The philanthropist continued: "We have presented the works of Ukrainian artists at major and politically significant events — in Washington, in Davos during the World Economic Forum, in Munich during the Security Conference — and I have seen heads of governments, heads of states, moved to tears. We need their emotions because those emotions influence their decisions. And as a result, we received more weapons."

 

View of Vasyl Dmytryk's work. Photo : © Quentin Geiger.

 

The PinchukArtCentre Prize has thus become far more than a competition.
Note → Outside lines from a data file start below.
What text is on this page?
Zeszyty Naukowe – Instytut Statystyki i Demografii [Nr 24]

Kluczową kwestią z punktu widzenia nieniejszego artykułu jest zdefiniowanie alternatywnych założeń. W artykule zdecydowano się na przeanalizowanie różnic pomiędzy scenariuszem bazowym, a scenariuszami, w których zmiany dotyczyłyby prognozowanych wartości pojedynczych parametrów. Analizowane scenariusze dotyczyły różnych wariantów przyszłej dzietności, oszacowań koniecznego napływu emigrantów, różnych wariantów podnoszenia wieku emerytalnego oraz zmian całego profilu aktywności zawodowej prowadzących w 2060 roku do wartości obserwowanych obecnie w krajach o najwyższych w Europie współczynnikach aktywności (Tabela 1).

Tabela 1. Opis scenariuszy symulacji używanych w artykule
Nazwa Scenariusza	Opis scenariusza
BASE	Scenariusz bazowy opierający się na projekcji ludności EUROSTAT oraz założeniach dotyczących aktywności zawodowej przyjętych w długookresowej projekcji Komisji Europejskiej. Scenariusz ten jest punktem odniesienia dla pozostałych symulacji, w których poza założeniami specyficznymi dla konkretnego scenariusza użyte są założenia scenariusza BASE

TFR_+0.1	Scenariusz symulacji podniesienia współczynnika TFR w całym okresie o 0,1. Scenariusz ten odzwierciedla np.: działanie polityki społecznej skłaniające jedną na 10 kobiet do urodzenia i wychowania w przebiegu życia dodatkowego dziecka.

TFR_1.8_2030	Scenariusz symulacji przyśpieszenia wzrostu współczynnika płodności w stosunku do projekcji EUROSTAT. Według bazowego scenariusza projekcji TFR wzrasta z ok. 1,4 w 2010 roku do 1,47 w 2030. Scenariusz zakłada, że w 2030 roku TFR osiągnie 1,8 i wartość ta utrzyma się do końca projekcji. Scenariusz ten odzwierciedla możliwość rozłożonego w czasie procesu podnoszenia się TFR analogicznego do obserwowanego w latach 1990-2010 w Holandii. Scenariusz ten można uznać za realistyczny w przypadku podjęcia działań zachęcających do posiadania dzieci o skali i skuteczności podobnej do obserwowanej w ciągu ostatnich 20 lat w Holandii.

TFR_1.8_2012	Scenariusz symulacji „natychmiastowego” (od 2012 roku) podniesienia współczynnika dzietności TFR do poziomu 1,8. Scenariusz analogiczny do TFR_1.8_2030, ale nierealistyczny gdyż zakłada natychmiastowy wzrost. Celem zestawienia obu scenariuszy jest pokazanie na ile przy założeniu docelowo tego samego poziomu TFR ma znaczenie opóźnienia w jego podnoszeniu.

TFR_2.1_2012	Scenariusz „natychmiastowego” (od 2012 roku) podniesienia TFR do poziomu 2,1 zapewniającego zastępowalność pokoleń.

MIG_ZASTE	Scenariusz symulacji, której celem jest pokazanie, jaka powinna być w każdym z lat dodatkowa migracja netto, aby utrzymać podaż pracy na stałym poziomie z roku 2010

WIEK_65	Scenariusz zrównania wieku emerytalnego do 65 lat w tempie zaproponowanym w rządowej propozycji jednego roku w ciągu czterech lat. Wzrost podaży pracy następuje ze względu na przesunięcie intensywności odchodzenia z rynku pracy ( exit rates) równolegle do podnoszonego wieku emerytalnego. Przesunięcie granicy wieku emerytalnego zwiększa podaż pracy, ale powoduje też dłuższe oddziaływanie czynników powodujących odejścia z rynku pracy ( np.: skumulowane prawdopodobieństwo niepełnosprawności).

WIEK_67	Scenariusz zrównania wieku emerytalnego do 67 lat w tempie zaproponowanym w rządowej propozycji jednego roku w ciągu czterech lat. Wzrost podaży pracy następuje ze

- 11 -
It is a platform for diplomacy of sensibility, where works serve both as agents of influence and bearers of memory. 

 

Finalists of the 2025 PinchukArtCentre Prize

 

Mykhailo Alekseenko (Kyiv), Kateryna Aliinyk (Kyiv/Luhansk), Yuriy Bolsa (Chervonohrad), Vasyl Dmytryk (Ivano-Frankivsk/Odessa), Maksym Khodak (Vienna/Kyiv/Bila Tserkva), Yevhen Korshunov (Brovary/Kyiv), Kateryna Lysovenko (Kyiv/Vienna), Krystyna Melnyk (Kyiv/Melitopol), Daria Molokoiedova (Kramatorsk/Kyiv), Vladislav Plisetskiy (Kyiv), Andrii Rachynskyi (Kharkiv), Anton Saenko (Sumy/Kyiv), Anton Shebetko (Kyiv/Amsterdam), Zhenia Stepanenko (Kyiv/Berlin), Vasyl Tkachenko (Lyakh/Mariupol), Illia Todurkin (Mariupol/Kyiv), Tamara Turliun (Dnipro/Kyiv), Lesia Vasylchenko (Kyiv/Oslo), Yuri Yefanov (Gurzuf), collectif Variable Name (Valerie Karpan & Maryna Marynychenko).

 

Lesia Vasylchenko now joins the previous laureates Dana Kavelina (2022), Group Yarema Malashchuk and Roman Himey (2020), Anna Zvyagintseva (2018), Anna Zvyagintseva (2015), Zhanna Kadyrova (2013), Mykyta Kadan (2011), and Artem Volokitin (2009). 

 


Exhibition

 

📍 PinchukArtCentre, Kyiv
🗓 Until 13 July 2025
🕛 Open Wednesday to Sunday, 12:00 – 21:00
🧭 Curated by Oleksandra Pogrebnyak, with Oksana Chornobrova and Kateryna Kostenko

 

 

Quentin Geiger is a photoreporter based in Paris.